You can no longer run CrateDB as the superuser on Unix-like systems. You should create a new crate user for running the CrateDB daemon.

Logging

The logging.yml has been removed. You must migrate your Logging configuration to the new log4j2.properties file.

System Properties

You can no longer use the JAVA_OPTIONS or CRATE_JAVA_OPTS environment variables to pass configuration to CrateDB itself, for example:

  1. JAVA_OPTIONS=-Dcluster.name=crate

Or:

  1. CRATE_JAVA_OPTS=-Dcluster.name=crate

Instead, you must pass these options in on the CLI tools.

You can continue to use the JAVA_OPTIONS and CRATE_JAVA_OPTS environment variables to set general JVM properties and CrateDB specific JVM properties, respectively.

Configuration Changes

Many configuration settings and files have been renamed or removed. You must review the Breaking Changes section above and update your setup as necessary.

SQL Changes

Several breaking changes were made to CrateDB’s SQL. This includes changes to time parsing, syntax changes, and new reserved keywords. You must review the Breaking Changes section above and update your client code as necessary.

Bind Address

The default bind address has been changed from 0.0.0.0 to the loopback address (meaning it will only be accessible on localhost). See Hosts for more.

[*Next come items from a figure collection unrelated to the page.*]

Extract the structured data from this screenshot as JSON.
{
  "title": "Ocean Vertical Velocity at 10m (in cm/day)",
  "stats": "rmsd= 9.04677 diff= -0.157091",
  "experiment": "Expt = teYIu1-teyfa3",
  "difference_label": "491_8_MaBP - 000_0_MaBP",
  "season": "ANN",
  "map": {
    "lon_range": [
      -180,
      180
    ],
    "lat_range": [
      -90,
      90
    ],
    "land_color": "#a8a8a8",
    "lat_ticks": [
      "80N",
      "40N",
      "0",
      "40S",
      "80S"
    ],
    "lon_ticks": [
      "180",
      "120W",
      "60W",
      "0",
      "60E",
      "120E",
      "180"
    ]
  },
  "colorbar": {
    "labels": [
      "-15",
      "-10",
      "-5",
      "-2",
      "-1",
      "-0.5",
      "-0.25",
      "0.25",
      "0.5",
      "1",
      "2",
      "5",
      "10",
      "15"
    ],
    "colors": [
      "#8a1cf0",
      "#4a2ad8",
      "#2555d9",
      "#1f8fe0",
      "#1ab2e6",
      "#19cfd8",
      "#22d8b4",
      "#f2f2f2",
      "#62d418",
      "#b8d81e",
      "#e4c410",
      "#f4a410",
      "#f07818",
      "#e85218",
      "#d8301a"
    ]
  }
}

If you want to keep the original behaviour (i.e. bind to every available network interface) you must add the following line to your Configuration file:

  1. network.host: 0.0.0.0

Note

If you bind to a network reachable IP address, you must follow the instructions in the new bootstrap checks guide.

Heap Size

If you have previously set or configured CRATE_MIN_MEM or CRATE_MAX_MEM in your startup scripts or environment, you must remove both, and replace them with a single variable CRATE_HEAP_SIZE. The CRATE_HEAP_SIZE variable sets both the minimum and maximum memory to allocate, and should be set to whatever your previous CRATE_MAX_MEM was set to.

Cluster name in path data

The computation of the effective data directory path has changed in a way that the cluster name is not part of the path anymore. In previous versions it was $PATH_DATA_DIR/$CLUSTER_NAME/nodes/ and now it is $PATH_DATA_DIR/nodes/. There’s a fallback that still accepts the old data structure, which will be removed in future versions of CrateDB. It will be required that the data directory is either moved to the new location or the path.data setting gets changed to point to the old location by appending the clustername to it (e.g /data/ becomes /data/yourclustername). Therefore it’s not possible anymore for multiple clusters to share the exact same path.data directory.

Boolean Data Type

Tables that have been created with CrateDB version 0.54.x or smaller and that contain a column of type BOOLEAN must be re-created to be able to perform all supported operations on that column.